Person of the Week: David Kay

Jan. 30, 2004 -- David Kay, the former top U.S. weapons inspector in Iraq, testified before the Senate this week, telling the country he found no weapons of mass destruction in Iraq after eight months of looking. Simply put, according to Kay, U.S. intelligence got it wrong.

"Turns out we were all wrong probably and that is the most disturbing thing," Kay said during his testimony.

The senators' questioning made it very clear what a highly charged political issue the discovery of weapons of mass destruction in Iraq had become. Democrats pressed their point that President Bush took the country to war under false pretenses. The Republican questions emphasized that the world was safer without Saddam Hussein and that the search for weapons wasn't over.

Kay, however, chose not to focus on the political aspects.

"What was running through my mind as I was sitting there for six hours was it's rather like a football fan who goes to the Super Bowl parties and all the other guests are advertising executives and they want to discuss the commercials, and I want to watch the football game," he said.

Kay told the senators he, in fact, thought the world was safer without Saddam Hussein. He dismissed the notion of whether there had ever been undue influence on his team to reach a certain conclusion.

Said Kay during the hearing: "You know, almost in a perverse way, I wish it had been undue influence because we know how to correct that. We get rid of the people who were in fact exercising that. The fact that it wasn't tells me that we have got a much more fundamental problem of understanding what went wrong."

Standoff With Saddam

In 1991, a few months after the end of the Persian Gulf War, Kay was working for the United Nations. He flew to Iraq to oversee the elimination of the country's nuclear, chemical, and biological weapons.

"We went there with the expectation, or at least the hope, that the Iraqis were at least going to cooperate," he said. "[It] didn't take very long on my first mission to find out that wasn't going to be the case." He and his team found valuable evidence at Iraq's Ministry of Labor. But when they tried to leave the parking lot, they were surrounded by the Iraqi army. The team was not permitted to leave without turning over film and videotape of their findings.

The world watched the standoff on television — Kay and his 43 inspectors vs. Saddam Hussein.

A journalist called Kay's wife at one point to ask if she was nervous.

"She said, 'No, I'm not, he's often gotten into situations like this and he's always gotten out.' Well they faxed the article to us in the parking lot, and I had 42 other people wanting to know if I would explain exactly what situation like this I'd been in and did I remember how we had gotten out," Kay said.

During the standoff, Kay was publicly accused by the Iraqis of working for the CIA.

At the time, then-Deputy Prime Minister Tariq Aziz said, "Our information is that [David Kay] is a CIA officer. Each time this man came to Baghdad there was a problem created by him, fabricated by him intentionally."

"I reminded Tariq when I was interviewing him just months ago of that and he sort of laughed," Kay said.

The confrontation lasted for four days, and then the Iraqi leader let them go with the documents.

It was not Kay's only confrontation with the Iraqis. He and his team once spotted several trucks trying to get away from a nuclear facility they were investigating. He had no alternative but to inform the Iraqi government of their violation of the U.N.'s Security Council resolution.

‘Small in Stature, Large in Spirit ’

A colleague once said of Kay that "he's small in stature but large in spirit." He is, after all, from Texas. "I grew up on the east side of Houston. I didn't realize we were poor until I went away to college and saw how others lived," said Kay.

"I was interested in international affairs from a pretty early age," he said. "Believe it or not given my current weight, I was less than 100 pounds then and high school debating and those sorts of things intrigued me. So I knew I wanted to go somewhere else and do other things."

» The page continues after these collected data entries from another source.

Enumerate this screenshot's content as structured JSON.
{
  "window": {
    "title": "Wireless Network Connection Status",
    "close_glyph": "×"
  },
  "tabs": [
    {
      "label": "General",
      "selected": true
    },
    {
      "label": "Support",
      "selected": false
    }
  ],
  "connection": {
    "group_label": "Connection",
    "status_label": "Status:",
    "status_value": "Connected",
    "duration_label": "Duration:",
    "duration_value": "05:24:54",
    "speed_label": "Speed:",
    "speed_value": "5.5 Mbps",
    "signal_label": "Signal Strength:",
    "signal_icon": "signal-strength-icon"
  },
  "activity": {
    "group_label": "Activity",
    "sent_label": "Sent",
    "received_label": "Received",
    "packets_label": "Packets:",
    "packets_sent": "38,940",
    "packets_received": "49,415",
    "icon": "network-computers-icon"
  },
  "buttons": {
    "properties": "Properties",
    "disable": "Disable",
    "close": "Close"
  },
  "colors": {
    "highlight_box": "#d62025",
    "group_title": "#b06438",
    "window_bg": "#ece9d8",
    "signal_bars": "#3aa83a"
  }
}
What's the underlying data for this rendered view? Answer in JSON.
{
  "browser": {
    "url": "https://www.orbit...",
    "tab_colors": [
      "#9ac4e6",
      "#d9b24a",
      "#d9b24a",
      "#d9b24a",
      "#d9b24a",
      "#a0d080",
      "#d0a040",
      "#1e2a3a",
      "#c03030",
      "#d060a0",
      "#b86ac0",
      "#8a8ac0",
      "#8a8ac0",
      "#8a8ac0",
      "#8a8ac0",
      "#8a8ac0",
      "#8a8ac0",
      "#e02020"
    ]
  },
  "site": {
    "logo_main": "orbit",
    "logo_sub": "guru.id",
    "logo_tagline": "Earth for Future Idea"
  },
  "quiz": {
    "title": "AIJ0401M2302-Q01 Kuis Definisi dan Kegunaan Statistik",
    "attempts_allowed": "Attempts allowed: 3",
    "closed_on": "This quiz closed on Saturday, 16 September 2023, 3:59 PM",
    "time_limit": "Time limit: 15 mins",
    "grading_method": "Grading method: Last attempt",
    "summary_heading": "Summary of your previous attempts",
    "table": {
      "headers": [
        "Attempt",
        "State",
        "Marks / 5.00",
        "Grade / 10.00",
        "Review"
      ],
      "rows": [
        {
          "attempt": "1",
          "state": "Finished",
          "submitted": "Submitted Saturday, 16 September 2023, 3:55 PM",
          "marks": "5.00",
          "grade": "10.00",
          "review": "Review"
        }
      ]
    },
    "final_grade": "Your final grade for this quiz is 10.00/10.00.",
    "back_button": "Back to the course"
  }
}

At the University of Texas at Austin, Kay studied political science, economics and international relations. He joined the International Atomic Energy Agency in 1983, where he monitored 800 weapons programs in 70 countries. Iraq was a major focus.

In Kay's other life, for which he does not seem to have had much time, he is an amateur photographer. He says he takes pictures of almost anything.

Since testifying before the Senate, Kay, 63, is trying to satisfy his wife's request that he do a few domestic chores and stay home for a while. While Kay was in Iraq, his daughter had his second grandchild.

Kay's wife found a spoof about him online the other day. The headline read: "Kay to Search on Mars for WMD."

"It's going to become my desktop image on my computer and I'm threatening to make it my next Christmas card," Kay said.

Last week, David Kay resigned from his job, citing a lack of resources to continue the job in Iraq, which he estimates is 85 percent finished.

He wants a full scale independent investigation into why U.S. intelligence failed leading up to the war in Iraq. The American people, he said, need to know.

"Our best protection — none of us likes to fight a war — you avoid wars by good intelligence. You win also by good intelligence, but only at the cost of blood. I've seen too much blood in my lifetime. I would prefer avoiding conflict."